Plaig

This, from Jeremy Duns (previously encountered here), resonates with me:

When I asked Thayer why he hadn’t cited Zeigler, he told me very forcefully that he had cited everything, and accused me of libelling him: this means, presumably, that he accused me of libel without checking his article and seeing the ‘citations’ weren’t there. And when he did finally spot that, why did he not tell me I was right, apologize, get them added and explain to me, on his site, below the article or anywhere else that his editor had accidentally missed out his attributions?

It’s so frustrating. The kind of people who cheat also seem to be the kind of people who lie when caught at it, and the kind of people who never ever apologize.

6 thoughts on “Plaig

  1. Looking at the Felix Salmon update (“deeply indebted to”) and the CJR commentary, along with comments on Duns’s blog, it seems there’s a big payoff to not apologizing or admitting even blatant falsehoods. But then, that rot starts at the top — robosigning, Libor faking, climate change denial, death panels, WMD in Iraq, HSBC drug money.
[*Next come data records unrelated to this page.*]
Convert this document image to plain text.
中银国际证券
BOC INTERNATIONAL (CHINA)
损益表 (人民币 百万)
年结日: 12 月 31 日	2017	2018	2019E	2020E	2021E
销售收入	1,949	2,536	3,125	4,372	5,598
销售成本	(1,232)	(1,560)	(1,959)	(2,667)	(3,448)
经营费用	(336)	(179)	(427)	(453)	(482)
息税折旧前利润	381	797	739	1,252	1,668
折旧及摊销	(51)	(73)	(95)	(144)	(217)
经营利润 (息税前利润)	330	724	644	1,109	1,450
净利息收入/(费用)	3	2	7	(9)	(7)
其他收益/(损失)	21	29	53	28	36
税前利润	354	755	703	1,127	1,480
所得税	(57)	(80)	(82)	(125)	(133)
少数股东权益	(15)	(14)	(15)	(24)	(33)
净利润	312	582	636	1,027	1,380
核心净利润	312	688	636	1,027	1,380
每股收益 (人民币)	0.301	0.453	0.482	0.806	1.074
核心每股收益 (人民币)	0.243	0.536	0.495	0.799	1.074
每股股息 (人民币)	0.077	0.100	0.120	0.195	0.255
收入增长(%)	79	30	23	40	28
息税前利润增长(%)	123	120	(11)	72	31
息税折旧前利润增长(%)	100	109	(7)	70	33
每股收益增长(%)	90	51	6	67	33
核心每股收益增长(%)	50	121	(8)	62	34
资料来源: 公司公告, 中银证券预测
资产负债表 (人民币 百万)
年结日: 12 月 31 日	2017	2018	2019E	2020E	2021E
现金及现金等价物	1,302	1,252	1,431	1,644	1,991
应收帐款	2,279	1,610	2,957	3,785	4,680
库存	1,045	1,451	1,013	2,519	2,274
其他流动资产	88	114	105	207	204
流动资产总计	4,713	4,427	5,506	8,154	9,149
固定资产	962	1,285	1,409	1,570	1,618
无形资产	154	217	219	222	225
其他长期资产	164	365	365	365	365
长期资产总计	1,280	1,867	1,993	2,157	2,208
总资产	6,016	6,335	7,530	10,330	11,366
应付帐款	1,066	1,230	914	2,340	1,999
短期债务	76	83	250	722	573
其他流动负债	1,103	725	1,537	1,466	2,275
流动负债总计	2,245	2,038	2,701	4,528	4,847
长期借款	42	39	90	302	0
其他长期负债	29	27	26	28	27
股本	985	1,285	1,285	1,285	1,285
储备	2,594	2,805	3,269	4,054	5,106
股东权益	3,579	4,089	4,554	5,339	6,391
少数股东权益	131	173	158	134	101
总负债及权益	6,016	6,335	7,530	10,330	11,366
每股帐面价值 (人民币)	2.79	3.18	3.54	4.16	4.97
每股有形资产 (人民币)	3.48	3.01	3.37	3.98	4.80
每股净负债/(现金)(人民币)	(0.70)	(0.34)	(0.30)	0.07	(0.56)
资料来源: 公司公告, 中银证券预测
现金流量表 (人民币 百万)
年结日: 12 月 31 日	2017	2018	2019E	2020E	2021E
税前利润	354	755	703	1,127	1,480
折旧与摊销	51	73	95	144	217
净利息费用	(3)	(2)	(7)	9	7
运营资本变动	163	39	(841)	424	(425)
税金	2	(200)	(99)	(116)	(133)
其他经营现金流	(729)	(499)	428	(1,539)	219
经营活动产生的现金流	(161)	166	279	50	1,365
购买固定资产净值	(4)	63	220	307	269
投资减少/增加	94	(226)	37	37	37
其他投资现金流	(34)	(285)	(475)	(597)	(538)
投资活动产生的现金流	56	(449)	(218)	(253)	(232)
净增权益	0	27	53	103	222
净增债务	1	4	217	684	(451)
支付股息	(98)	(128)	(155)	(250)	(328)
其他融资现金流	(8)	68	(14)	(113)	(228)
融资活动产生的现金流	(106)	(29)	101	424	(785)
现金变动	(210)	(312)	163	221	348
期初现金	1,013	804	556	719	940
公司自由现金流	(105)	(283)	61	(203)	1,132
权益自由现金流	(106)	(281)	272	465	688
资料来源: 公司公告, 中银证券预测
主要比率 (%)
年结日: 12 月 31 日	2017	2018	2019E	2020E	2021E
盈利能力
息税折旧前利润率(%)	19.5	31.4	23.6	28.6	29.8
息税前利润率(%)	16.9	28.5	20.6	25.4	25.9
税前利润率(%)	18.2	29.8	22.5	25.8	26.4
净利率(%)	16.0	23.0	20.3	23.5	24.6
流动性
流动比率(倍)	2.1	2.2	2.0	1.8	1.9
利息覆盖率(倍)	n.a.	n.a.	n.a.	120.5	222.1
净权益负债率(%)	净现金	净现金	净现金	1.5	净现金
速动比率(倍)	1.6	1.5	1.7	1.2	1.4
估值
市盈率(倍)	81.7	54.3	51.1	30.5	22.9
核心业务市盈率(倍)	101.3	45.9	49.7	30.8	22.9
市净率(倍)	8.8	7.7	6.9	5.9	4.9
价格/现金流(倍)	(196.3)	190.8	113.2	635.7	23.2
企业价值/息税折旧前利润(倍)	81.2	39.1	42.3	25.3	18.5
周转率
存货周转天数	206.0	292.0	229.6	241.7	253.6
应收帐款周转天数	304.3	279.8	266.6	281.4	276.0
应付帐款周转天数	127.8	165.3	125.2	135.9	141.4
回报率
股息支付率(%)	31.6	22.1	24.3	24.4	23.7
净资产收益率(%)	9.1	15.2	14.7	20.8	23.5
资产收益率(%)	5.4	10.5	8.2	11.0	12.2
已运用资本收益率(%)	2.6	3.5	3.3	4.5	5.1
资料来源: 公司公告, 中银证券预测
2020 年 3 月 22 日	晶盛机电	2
In politics, big journos commit fraud on their audiences all the time, and are if anything rewarded for it with more appearances on conflict-based talking head shows. Authors are smart. If big frauds are done with terrible consequences for the world, yet the people behind the big frauds aren’t held to account (much less do they apologize), why should Lehrer or Thayer or your average scientific plagiarist suffer disgrace for much more minor infractions of just copying words?

    I think Duns here is doing good work, and I wish there was more of it. But authors just learn how to get by in the world around them. Why would they feel shame at what they’ve done? They have families to feed and didn’t get a million dollar bonus. If we want it to be different, we have to make it comprehensively different at a social level.

    • Rahul:

      I don’t have the patience to watch an entire video but I guess it looked ok. My only quick comment was that they had a graph showing “pop star” being richer than “investment banker.” I think that’s misleading, as “pop star” is on the far right scale of the “musician” or “performer” category. I think it would be more appropriate either to compare “investment banker” to “musician” or to compare “investment banker star” to “pop star.”